PS: On the inappropriateness of using ESP for providing authentication 
in IKEv2 - seven examples (please, read them seriously)

(1) authentication in ESP is optional (as we said, IKEv2 should mandate 
its use with STRONG integrity protection);

(2) the specification of ESP, or its underlying assumptions (such as MUST 
vs MAY), may change one day without relation to its use in IKE in a way that 
will compromise IKE's security (this concern would be valid even for a stable 
protocol, more so for ESP whose version 3 was just posted)

(3) already now IKEv2 VIOLATES one of the current assumptions of ESP: 
IKEv2 uses the same SKEYSEED_a/e in both directions while ESP
ASSUMES unidirectional keys for protecting traffic.
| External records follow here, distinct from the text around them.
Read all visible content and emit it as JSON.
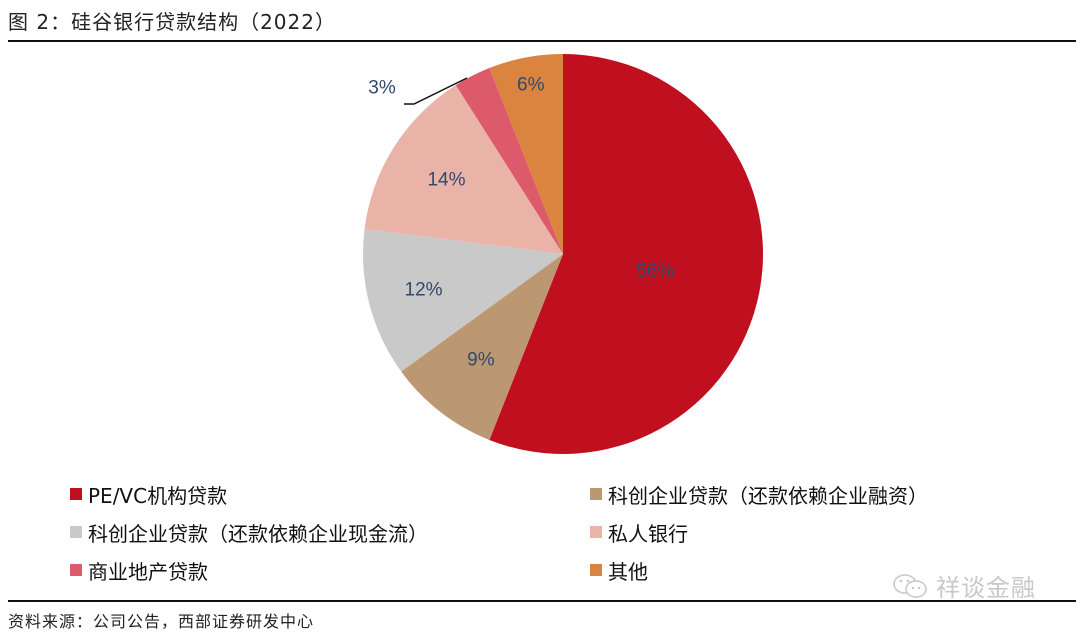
{
  "header": {
    "title": "图 2：硅谷银行贷款结构（2022）"
  },
  "footer": {
    "source": "资料来源：公司公告，西部证券研发中心"
  },
  "watermark": {
    "text": "祥谈金融",
    "icon": "wechat-icon"
  },
  "chart_data": {
    "type": "pie",
    "title": "硅谷银行贷款结构（2022）",
    "start_angle": "12 o'clock",
    "direction": "clockwise",
    "categories": [
      "PE/VC机构贷款",
      "科创企业贷款（还款依赖企业融资）",
      "科创企业贷款（还款依赖企业现金流）",
      "私人银行",
      "商业地产贷款",
      "其他"
    ],
    "values": [
      56,
      9,
      12,
      14,
      3,
      6
    ],
    "labels": [
      "56%",
      "9%",
      "12%",
      "14%",
      "3%",
      "6%"
    ],
    "colors": [
      "#C00F1E",
      "#BC9872",
      "#C9C9C9",
      "#E9B3A8",
      "#DD5A6B",
      "#DA843F"
    ],
    "label_color": "#2F4A6E",
    "legend_position": "bottom",
    "legend_order": [
      0,
      1,
      2,
      3,
      4,
      5
    ]
  },
  "legend": {
    "items": [
      {
        "label": "PE/VC机构贷款",
        "color": "#C00F1E"
      },
      {
        "label": "科创企业贷款（还款依赖企业融资）",
        "color": "#BC9872"
      },
      {
        "label": "科创企业贷款（还款依赖企业现金流）",
        "color": "#C9C9C9"
      },
      {
        "label": "私人银行",
        "color": "#E9B3A8"
      },
      {
        "label": "商业地产贷款",
        "color": "#DD5A6B"
      },
      {
        "label": "其他",
        "color": "#DA843F"
      }
    ]
  }
}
This violation
can easily break a perfectly secure ESP mechanism (stream ciphers are an
example).
[Yes, I know that can be re-specified too in IKEv2, but that is not the point]

(4) since the session identifier contained in HDR is NOT included under 
the ESP scope, the the binding between the key and party IDs to the specific 
session is not fully achieved.  This is important when several simultaneous 
sessions between the same peers are run (which is certainly a case 
that IKE should care about).

(5) the application of ESP in IKEv2 is mainly motivated by a secondary
security requirement, namely identity protection, and the essential role
of ESP in protocol authentication is not made explicit in the protocol design;

(6) This "obscurity" may cause seemingly unrelated changes in the protocol
to break its security. For example, if one eventually decides to make 
ID protection optional (this happened in the past to both Photuris 
and IKEv1 -- the latter via aggressive mode) then the WHOLE security of 
IKEv2 is compromised 

(7) more subtle, seemingly unrelated changes in the protocol may turn the
protocol insecure. An example:
Assume that we decide (and I would suggest doing that) to add an optional
identity payload in the first message from I to R (similar to the field OIDii
in SIGMA) to facilitate R's policy decisions from the start of the protocol
(e.g. to help deciding on SA responses). Then someone (that does not need
ID protection) could send IDi in this first message and omit it from
message 3. Apparently, this should not change the protocol security
but it DOES. In this case the integrity transform of ESP will NOT be applied
to IDi and the security of the protocol would be BROKEN.
This is subtle, true and dangerous...


On Mon, 26 Nov 2001, Dan Harkins wrote:

>   Hugo,
> 
>   Thanks for pointing this out. It is our intent that the integrity
> check in ESP be mandatory when ESP is protecting IKEv2 messages.
> The peers sign each D-H exponential and each nonce and SKEYID_a,
> derived from the D-H exponentials and the nonces, is used as the
> key to the ESP integrity check. I think some wordsmithing in Appendix
> B is in order.
> 
>   Dan.
> 
> On Mon, 26 Nov 2001 13:28:56 +0200 you wrote
> >
> > Namely, the protocol does not achieve a strong cryptographic binding
> > between the exchanged DH key and the party identities (an essential security 
> > requirement put forth by the STS paper [DVW]).
> > 
> > This can be indirectly achieved in IKEv2 via ESP if one MANDATES
> > strong integrity in ESP (otherwise integrity is optional in ESP), 
> > but even then a truly sound key exchange protocol should not rely on 
> > external mechanisms to provide the most essential security properties 
> > (in contrast, using ESP for id protection is perectly reasonable).
> > 
> > The solution to this problem is quite simple: put back the prf (or HASH)
> > computation under the signature; a detailed specification can be found in 
> > my recent SIGMA proposal [SIGMA].